- Education: Kyoto University
- Known for: Natural Language Processing; Computational Linguistics;
- Awards: Takahashi Incentive Award Motooka Commemorative Award ASTEM Software Award
- Scientific career
- Fields: Information science
- Workplaces: Imperial College of Science and Technology Nara Institute of Science and Technology
- Doctoral advisor: Makoto Nagao
- Website: cl.naist.jp/staff/matsu/home-e.html

= Yuji Matsumoto =

Yuji Matsumoto (松本 裕治, Matsumoto Yūji) is a Japanese and American professor of information science who works at the Nara Institute of Science and Technology and also specializes in artificial intelligence and computational linguistics. He has almost 450 peer-reviewed articles with the highest ranked one being Applying conditional random fields to Japanese morphological analysis, which was cited over 1100 times.

==Biography==
In 1979 he got bachelor's degree in information science at Kyoto University and received master's at the same place two year later which ended with Ph.D. by 1990. From 1984 to 1985 he became a visiting professor at the Imperial College of Science and Technology department of the University of London. From 1985 to 1987 he was Deputy Chief at the Institute of New Generation Computer Technology and from 1988 to 1989 he served as an associated professor at the Data Processing Center, a division of Kyoto University. Next year, he, under the same position and at the same place, worked at the Department of Electrical Engineering and when it was over by 1993, he became professor at the Nara Institute of Science and Technology.

==Awards==
In 1988 he became Takahashi Incentive Award recipient and in 1989 was awarded with Motooka Commemorative Award.
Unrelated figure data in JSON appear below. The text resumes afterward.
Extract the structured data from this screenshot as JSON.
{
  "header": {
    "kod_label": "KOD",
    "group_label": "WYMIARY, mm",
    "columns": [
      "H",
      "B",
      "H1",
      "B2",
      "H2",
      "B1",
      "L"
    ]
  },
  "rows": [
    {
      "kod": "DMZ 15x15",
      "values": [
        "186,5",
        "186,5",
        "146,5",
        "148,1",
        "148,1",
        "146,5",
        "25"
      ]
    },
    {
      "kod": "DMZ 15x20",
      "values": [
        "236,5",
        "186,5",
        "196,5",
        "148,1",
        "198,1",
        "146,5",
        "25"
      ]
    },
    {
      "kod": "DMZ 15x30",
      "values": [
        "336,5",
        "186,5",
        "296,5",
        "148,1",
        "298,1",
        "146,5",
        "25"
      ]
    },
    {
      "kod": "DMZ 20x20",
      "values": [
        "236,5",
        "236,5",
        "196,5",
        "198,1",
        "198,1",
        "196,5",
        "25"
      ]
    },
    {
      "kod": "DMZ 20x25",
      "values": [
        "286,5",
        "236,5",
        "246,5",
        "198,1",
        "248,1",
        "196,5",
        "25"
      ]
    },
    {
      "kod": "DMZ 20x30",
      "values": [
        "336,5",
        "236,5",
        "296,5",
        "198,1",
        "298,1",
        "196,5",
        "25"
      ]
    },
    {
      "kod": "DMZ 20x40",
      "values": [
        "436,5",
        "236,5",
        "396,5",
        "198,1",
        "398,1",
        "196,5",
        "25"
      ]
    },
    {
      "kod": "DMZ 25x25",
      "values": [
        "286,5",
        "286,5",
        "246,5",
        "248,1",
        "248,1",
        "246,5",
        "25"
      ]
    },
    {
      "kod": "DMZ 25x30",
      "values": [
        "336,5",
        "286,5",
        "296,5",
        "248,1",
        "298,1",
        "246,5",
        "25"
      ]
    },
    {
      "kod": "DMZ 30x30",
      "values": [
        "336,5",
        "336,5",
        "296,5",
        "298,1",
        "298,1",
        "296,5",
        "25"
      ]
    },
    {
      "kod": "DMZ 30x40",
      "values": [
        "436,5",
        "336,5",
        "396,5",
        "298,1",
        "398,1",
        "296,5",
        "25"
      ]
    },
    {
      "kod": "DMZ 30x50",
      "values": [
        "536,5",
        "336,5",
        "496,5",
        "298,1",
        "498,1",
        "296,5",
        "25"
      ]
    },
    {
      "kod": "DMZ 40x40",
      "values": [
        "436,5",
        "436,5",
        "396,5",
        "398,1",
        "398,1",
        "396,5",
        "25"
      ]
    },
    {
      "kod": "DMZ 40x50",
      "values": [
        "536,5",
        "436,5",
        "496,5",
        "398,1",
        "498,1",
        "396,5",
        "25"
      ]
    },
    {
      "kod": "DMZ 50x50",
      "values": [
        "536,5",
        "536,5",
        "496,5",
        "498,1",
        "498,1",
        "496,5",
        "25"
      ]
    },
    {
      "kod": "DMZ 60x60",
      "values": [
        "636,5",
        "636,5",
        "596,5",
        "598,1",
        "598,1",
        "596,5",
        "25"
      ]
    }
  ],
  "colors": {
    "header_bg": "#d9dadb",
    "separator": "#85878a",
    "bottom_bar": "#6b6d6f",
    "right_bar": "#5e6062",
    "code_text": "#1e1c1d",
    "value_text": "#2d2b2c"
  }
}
In 1994 he received ASTEM Software Award and three years later became a recipient of Best Paper Award from the Information Processing Society of Japan, following by the Best Author Award from the same place in 2000 and an acceptance of fellowship in 2006. From 2002 to 2004 he was annually awarded for the best presentation by the Association for Natural Language Processing and in 2005 was awarded Best Paper Award from the Japanese Society of Artificial Intelligence and received the same one next year from the DEWS while two year later JSAI awarded him with the Achievement Award. In 2011, he was named a fellow of the Association for Computational Linguistics.